Preparing Data showing average pollutant levels over 24 hours
These are the levels of pollutants NO2, and PM2.5 across an average 24 hours in April:
#loading data for NO2
Data2 <- read.csv("Data/Data2.csv")
head(Data2)
## Time GH2.NO2 GH3.NO3 GH4.NO2
## 1 1 3.00000 3.56666 7.97666
## 2 2 2.49667 3.48334 7.32334
## 3 3 2.15500 4.82500 6.61250
## 4 4 3.11750 3.04750 5.94750
## 5 5 6.20750 4.79250 5.99250
## 6 6 16.62000 10.65250 9.14999
#preparing data for NO2
names(Data2)
colnames(Data2) <- c("Time", "GH2", "GH3", "GH4") #changing column names as they originally contained dashes
df2 <- Data2 %>% #creating a new dataset
gather(key = "variable", value = "value", -Time) #creating a new column to gather values (apart from time)
head(df2)
## [1] "Time" "GH2.NO2" "GH3.NO3" "GH4.NO2"
## Time variable value
## 1 1 GH2 3.00000
## 2 2 GH2 2.49667
## 3 3 GH2 2.15500
## 4 4 GH2 3.11750
## 5 5 GH2 6.20750
## 6 6 GH2 16.62000
#loading data for PM2.5
Data3 <- read.csv("Data/Data3.csv")
head(Data3)
## Time GH2.PM2.5 GH3.PM2.5 GH4.PM2.5
## 1 1 11.3825 12.27750 10.8275
## 2 2 16.1850 9.03300 10.8320
## 3 3 12.1300 7.72850 14.1750
## 4 4 14.4750 15.40500 13.9925
## 5 5 11.7350 14.35500 10.7125
## 6 6 11.3200 4.39575 10.0475
#preparing data for PM2.5
names(Data3)
colnames(Data3) <- c("Time", "GH2", "GH3", "GH4") #changing column names as they originally contained dashes
df3 <- Data3 %>% #creating a new dataset
gather(key = "variable", value = "value", -Time) #creating a new column to gather values (apart from time)
head(df3)
## [1] "Time" "GH2.PM2.5" "GH3.PM2.5" "GH4.PM2.5"
## Time variable value
## 1 1 GH2 11.3825
## 2 2 GH2 16.1850
## 3 3 GH2 12.1300
## 4 4 GH2 14.4750
## 5 5 GH2 11.7350
## 6 6 GH2 11.3200
Visualising Data showing average pollutant levels over 24 hours
#visualising NO2 data
ggplot(df2, aes(x = Time, y = value)) +
geom_line(aes(color = variable), size = 1) +
scale_color_manual(values = c("#90CAF9", "#42A5F5", "#1565C0"))+
expand_limits(y=35) +
theme_light(base_size = 10) +
ggtitle("Average level of NO2 over 24 hours") +
scale_x_continuous(name="Time", breaks= seq(0, 24, 1)) +
scale_y_continuous(name="NO2 Levels (ppb)", breaks= seq(0, 35, 5)) +
theme(legend.position="bottom")+
labs(col="Location")
#visualising PM2.5 data
ggplot(df3, aes(x = Time, y = value)) +
geom_line(aes(color = variable), size = 1) +
scale_color_manual(values = c("#AED581", "#66BB6A", "#1B5E20"))+
expand_limits(y=55) +
theme_light(base_size = 10) +
ggtitle("Average level of PM2.5 over 24 hours") +
scale_x_continuous(name="Time", breaks= seq(0, 24, 1)) +
scale_y_continuous(name="PM2.5 Levels (ug/m3)", breaks= seq(0, 55, 5)) +
theme(legend.position="bottom") +
labs(col="Location")
Upon visualising this data, it is clear that there are peaks in pollutant levels during rush hour-times where there is likely to be high traffic.

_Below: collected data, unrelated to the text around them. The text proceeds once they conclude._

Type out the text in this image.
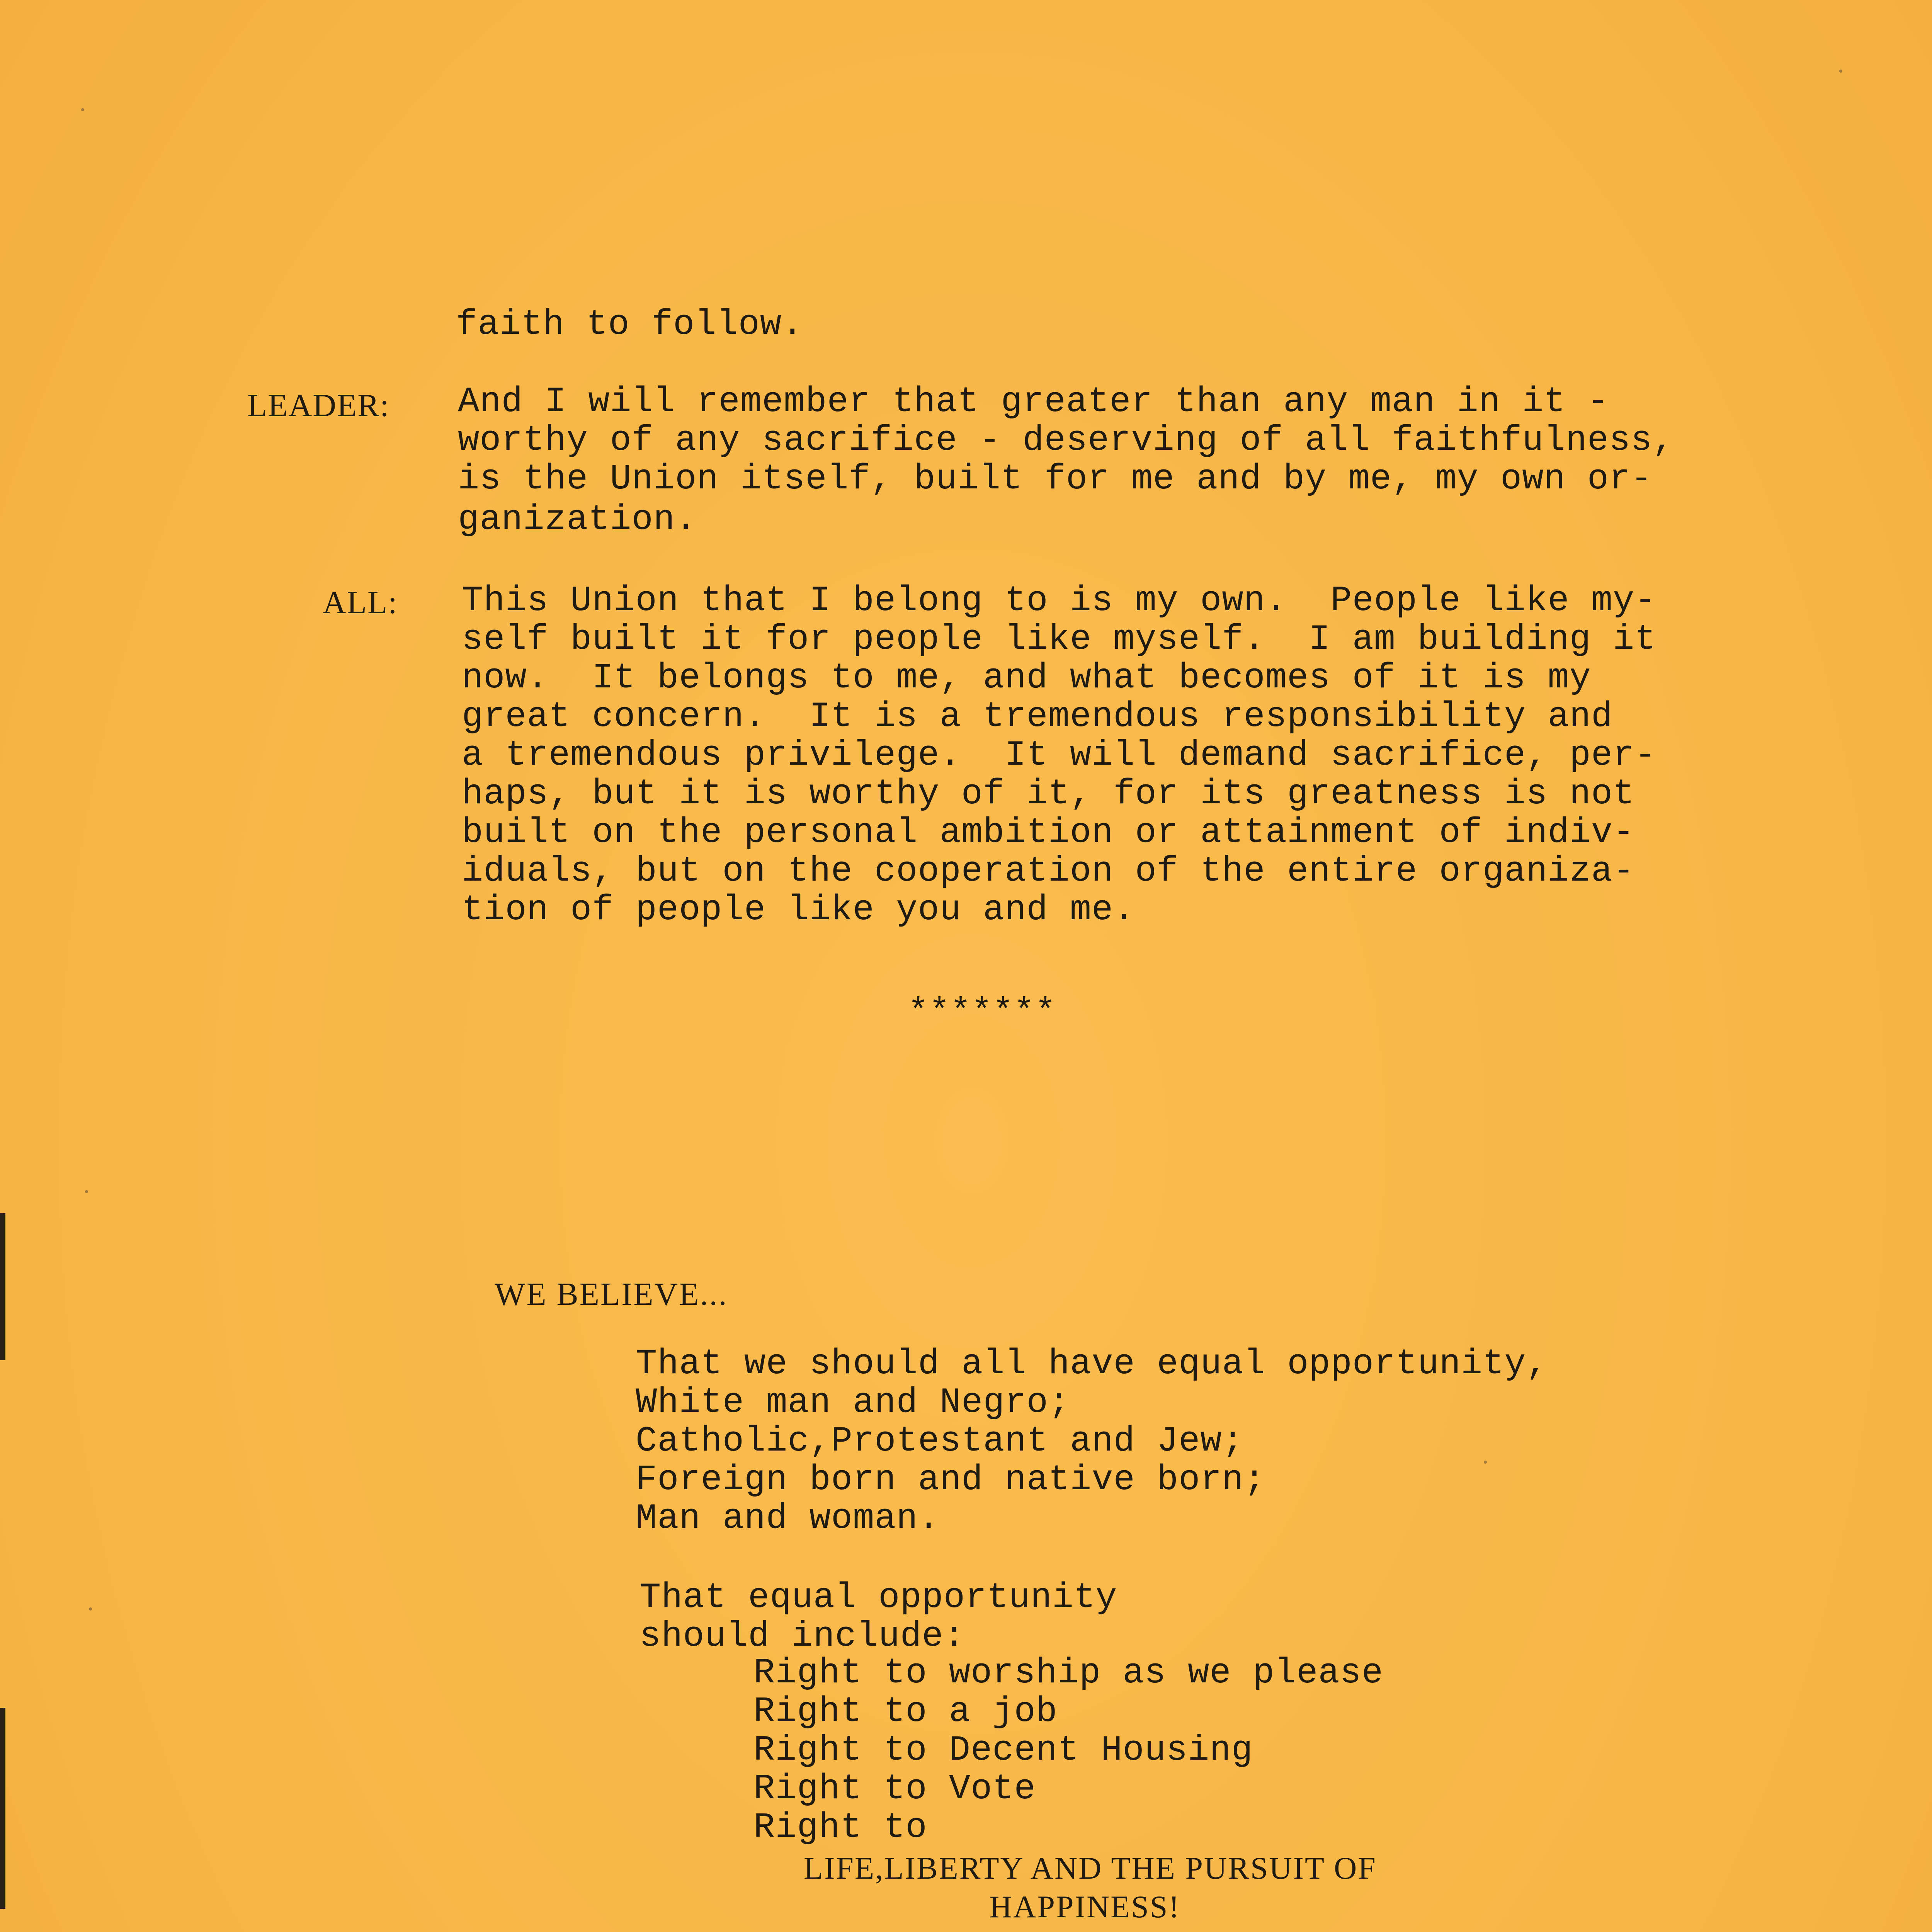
faith to follow.
LEADER: And I will remember that greater than any man in it -
worthy of any sacrifice - deserving of all faithfulness,
is the Union itself, built for me and by me, my own or-
ganization.
ALL: This Union that I belong to is my own.  People like my-
self built it for people like myself.  I am building it
now.  It belongs to me, and what becomes of it is my
great concern.  It is a tremendous responsibility and
a tremendous privilege.  It will demand sacrifice, per-
haps, but it is worthy of it, for its greatness is not
built on the personal ambition or attainment of indiv-
iduals, but on the cooperation of the entire organiza-
tion of people like you and me.
*******
WE BELIEVE...
That we should all have equal opportunity,
White man and Negro;
Catholic,Protestant and Jew;
Foreign born and native born;
Man and woman.
That equal opportunity
should include:
Right to worship as we please
Right to a job
Right to Decent Housing
Right to Vote
Right to
LIFE,LIBERTY AND THE PURSUIT OF
HAPPINESS!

Although this pattern is much stronger for NO2 than PM2.5, this still shows that not only is air pollution localised at vehicle hotspots, but these air pollution levels peak during high traffic, suggesting this type of air pollution could be caused by vehicle emissions.

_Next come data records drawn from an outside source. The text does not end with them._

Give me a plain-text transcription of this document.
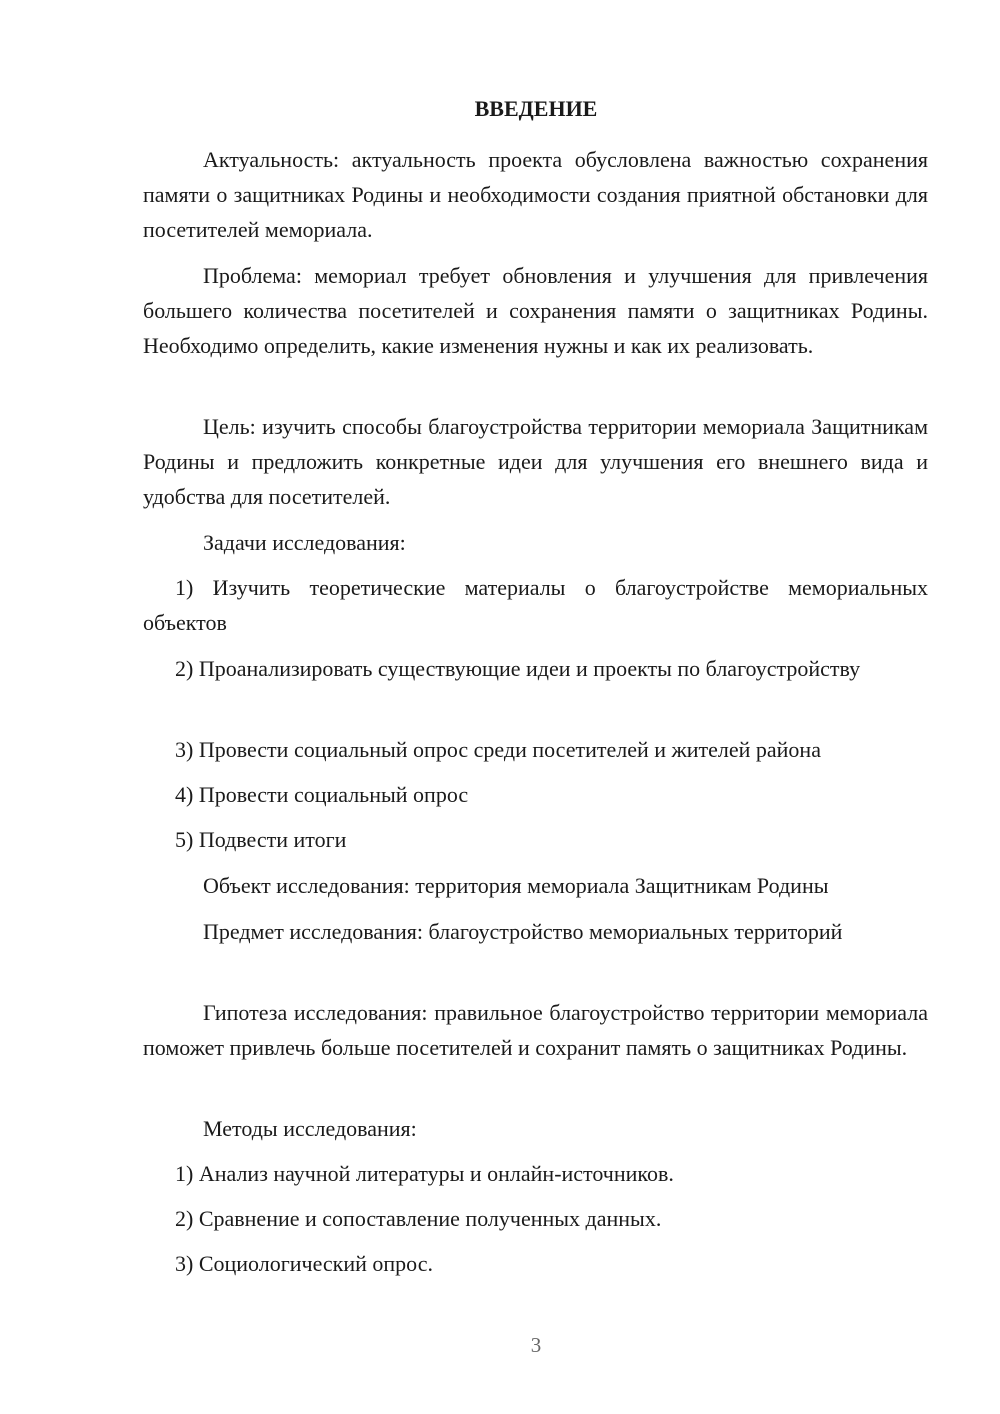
ВВЕДЕНИЕ
Актуальность: актуальность проекта обусловлена важностью сохранения памяти о защитниках Родины и необходимости создания приятной обстановки для посетителей мемориала.
Проблема: мемориал требует обновления и улучшения для привлечения большего количества посетителей и сохранения памяти о защитниках Родины. Необходимо определить, какие изменения нужны и как их реализовать.
Цель: изучить способы благоустройства территории мемориала Защитникам Родины и предложить конкретные идеи для улучшения его внешнего вида и удобства для посетителей.
Задачи исследования:
1) Изучить теоретические материалы о благоустройстве мемориальных объектов
2) Проанализировать существующие идеи и проекты по благоустройству
3) Провести социальный опрос среди посетителей и жителей района
4) Провести социальный опрос
5) Подвести итоги
Объект исследования: территория мемориала Защитникам Родины
Предмет исследования: благоустройство мемориальных территорий
Гипотеза исследования: правильное благоустройство территории мемориала поможет привлечь больше посетителей и сохранит память о защитниках Родины.
Методы исследования:
1) Анализ научной литературы и онлайн-источников.
2) Сравнение и сопоставление полученных данных.
3) Социологический опрос.
3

After exploring this data, one might conlcude that vehicle emissions play a large role in the air pollution problem in Sheffield (due to the higher pollution levels recorded near busier roads, which peak during high traffic).

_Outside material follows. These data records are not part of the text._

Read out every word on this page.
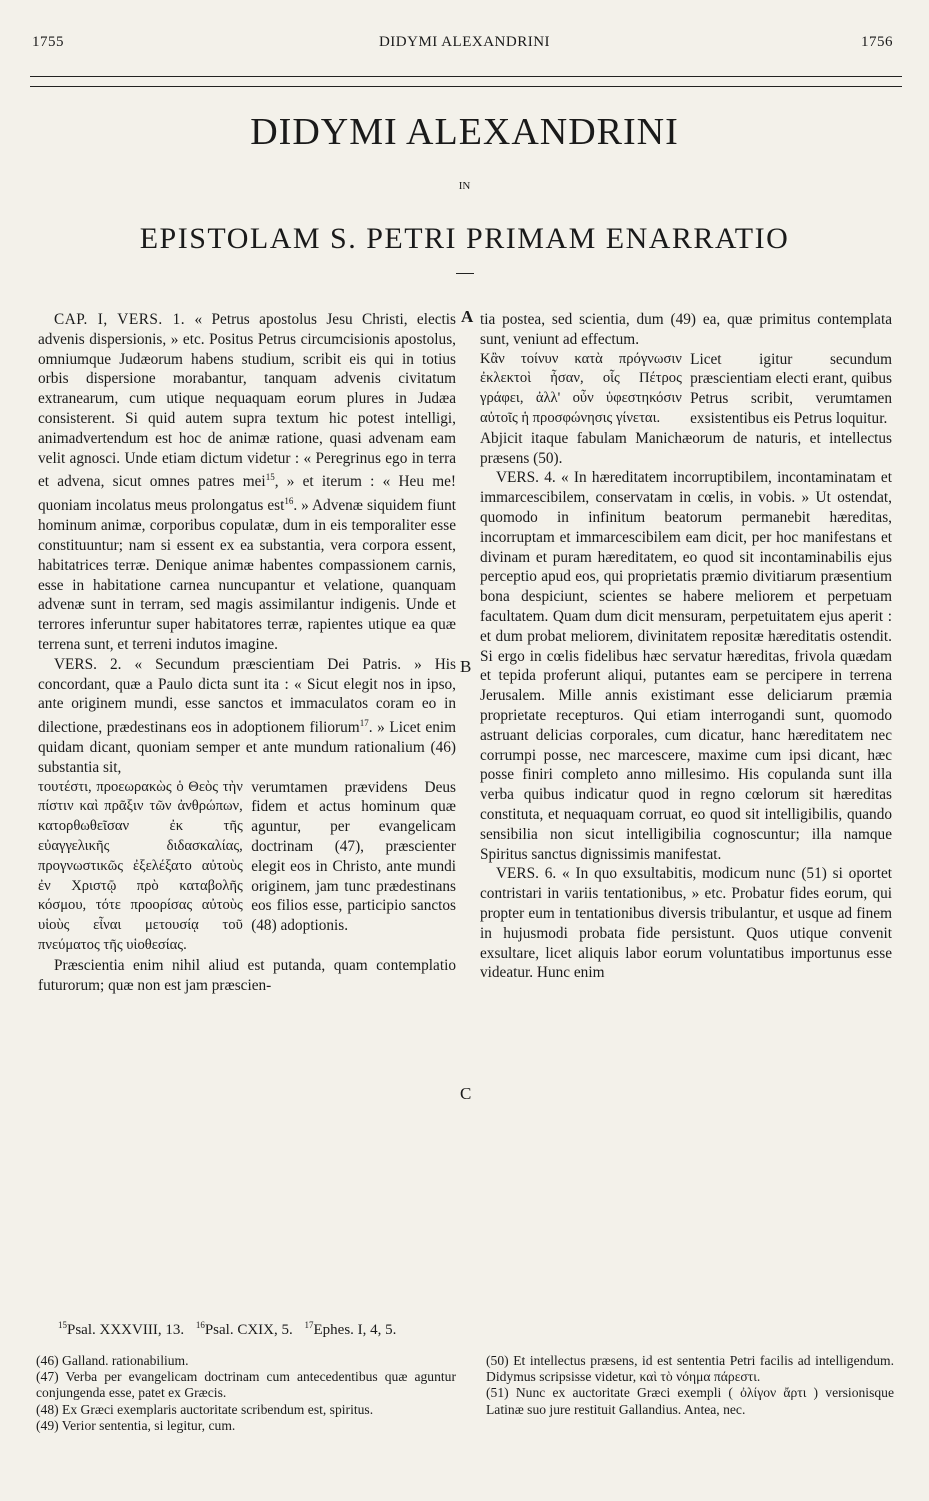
1755	DIDYMI ALEXANDRINI	1756
DIDYMI ALEXANDRINI
IN
EPISTOLAM S. PETRI PRIMAM ENARRATIO
A
B
C

CAP. I, VERS. 1. « Petrus apostolus Jesu Christi, electis advenis dispersionis, » etc. Positus Petrus circumcisionis apostolus, omniumque Judæorum habens studium, scribit eis qui in totius orbis dispersione morabantur, tanquam advenis civitatum extranearum, cum utique nequaquam eorum plures in Judæa consisterent. Si quid autem supra textum hic potest intelligi, animadvertendum est hoc de animæ ratione, quasi advenam eam velit agnosci. Unde etiam dictum videtur : « Peregrinus ego in terra et advena, sicut omnes patres mei$^{15}$, » et iterum : « Heu me! quoniam incolatus meus prolongatus est$^{16}$. » Advenæ siquidem fiunt hominum animæ, corporibus copulatæ, dum in eis temporaliter esse constituuntur; nam si essent ex ea substantia, vera corpora essent, habitatrices terræ. Denique animæ habentes compassionem carnis, esse in habitatione carnea nuncupantur et velatione, quanquam advenæ sunt in terram, sed magis assimilantur indigenis. Unde et terrores inferuntur super habitatores terræ, rapientes utique ea quæ terrena sunt, et terreni indutos imagine.

VERS. 2. « Secundum præscientiam Dei Patris. » His concordant, quæ a Paulo dicta sunt ita : « Sicut elegit nos in ipso, ante originem mundi, esse sanctos et immaculatos coram eo in dilectione, prædestinans eos in adoptionem filiorum$^{17}$. » Licet enim quidam dicant, quoniam semper et ante mundum rationalium (46) substantia sit,

τουτέστι, προεωρακὼς ὁ Θεὸς τὴν πίστιν καὶ πρᾶξιν τῶν ἀνθρώπων, κατορθωθεῖσαν ἐκ τῆς εὐαγγελικῆς διδασκαλίας, προγνωστικῶς ἐξελέξατο αὐτοὺς ἐν Χριστῷ πρὸ καταβολῆς κόσμου, τότε προορίσας αὐτοὺς υἱοὺς εἶναι μετουσίᾳ τοῦ πνεύματος τῆς υἱοθεσίας.
verumtamen prævidens Deus fidem et actus hominum quæ aguntur, per evangelicam doctrinam (47), præscienter elegit eos in Christo, ante mundi originem, jam tunc prædestinans eos filios esse, participio sanctos (48) adoptionis.

Præscientia enim nihil aliud est putanda, quam contemplatio futurorum; quæ non est jam præscien-

tia postea, sed scientia, dum (49) ea, quæ primitus contemplata sunt, veniunt ad effectum.

Κἂν τοίνυν κατὰ πρόγνωσιν ἐκλεκτοὶ ἦσαν, οἷς Πέτρος γράφει, ἀλλ' οὖν ὑφεστηκόσιν αὐτοῖς ἡ προσφώνησις γίνεται.
Licet igitur secundum præscientiam electi erant, quibus Petrus scribit, verumtamen exsistentibus eis Petrus loquitur.

Abjicit itaque fabulam Manichæorum de naturis, et intellectus præsens (50).

VERS. 4. « In hæreditatem incorruptibilem, incontaminatam et immarcescibilem, conservatam in cœlis, in vobis. » Ut ostendat, quomodo in infinitum beatorum permanebit hæreditas, incorruptam et immarcescibilem eam dicit, per hoc manifestans et divinam et puram hæreditatem, eo quod sit incontaminabilis ejus perceptio apud eos, qui proprietatis præmio divitiarum præsentium bona despiciunt, scientes se habere meliorem et perpetuam facultatem. Quam dum dicit mensuram, perpetuitatem ejus aperit : et dum probat meliorem, divinitatem repositæ hæreditatis ostendit. Si ergo in cœlis fidelibus hæc servatur hæreditas, frivola quædam et tepida proferunt aliqui, putantes eam se percipere in terrena Jerusalem. Mille annis existimant esse deliciarum præmia proprietate recepturos. Qui etiam interrogandi sunt, quomodo astruant delicias corporales, cum dicatur, hanc hæreditatem nec corrumpi posse, nec marcescere, maxime cum ipsi dicant, hæc posse finiri completo anno millesimo. His copulanda sunt illa verba quibus indicatur quod in regno cœlorum sit hæreditas constituta, et nequaquam corruat, eo quod sit intelligibilis, quando sensibilia non sicut intelligibilia cognoscuntur; illa namque Spiritus sanctus dignissimis manifestat.

VERS. 6. « In quo exsultabitis, modicum nunc (51) si oportet contristari in variis tentationibus, » etc. Probatur fides eorum, qui propter eum in tentationibus diversis tribulantur, et usque ad finem in hujusmodi probata fide persistunt. Quos utique convenit exsultare, licet aliquis labor eorum voluntatibus importunus esse videatur. Hunc enim

$^{15}$Psal. XXXVIII, 13. $^{16}$Psal. CXIX, 5. $^{17}$Ephes. I, 4, 5.

(46) Galland. rationabilium.

(47) Verba per evangelicam doctrinam cum antecedentibus quæ aguntur conjungenda esse, patet ex Græcis.

(48) Ex Græci exemplaris auctoritate scribendum est, spiritus.

(49) Verior sententia, si legitur, cum.

(50) Et intellectus præsens, id est sententia Petri facilis ad intelligendum. Didymus scripsisse videtur, καὶ τὸ νόημα πάρεστι.

(51) Nunc ex auctoritate Græci exempli ( ὀλίγον ἄρτι ) versionisque Latinæ suo jure restituit Gallandius. Antea, nec.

Perhaps an interesting way to futher these findings would be to correlate number of vehicles with pollutant levels, to ensure the pattern observed in the second graphs is specifically related to high traffic and not a confound that concerns the time of day in a different way.
Another interesting angle could be to compare average scores from April 2019 (as shown), with April 2020, following UK COVID lockdown rules, and explore whether air pollution levels have decreased.
This data could also be compared against diferent cities in the UK.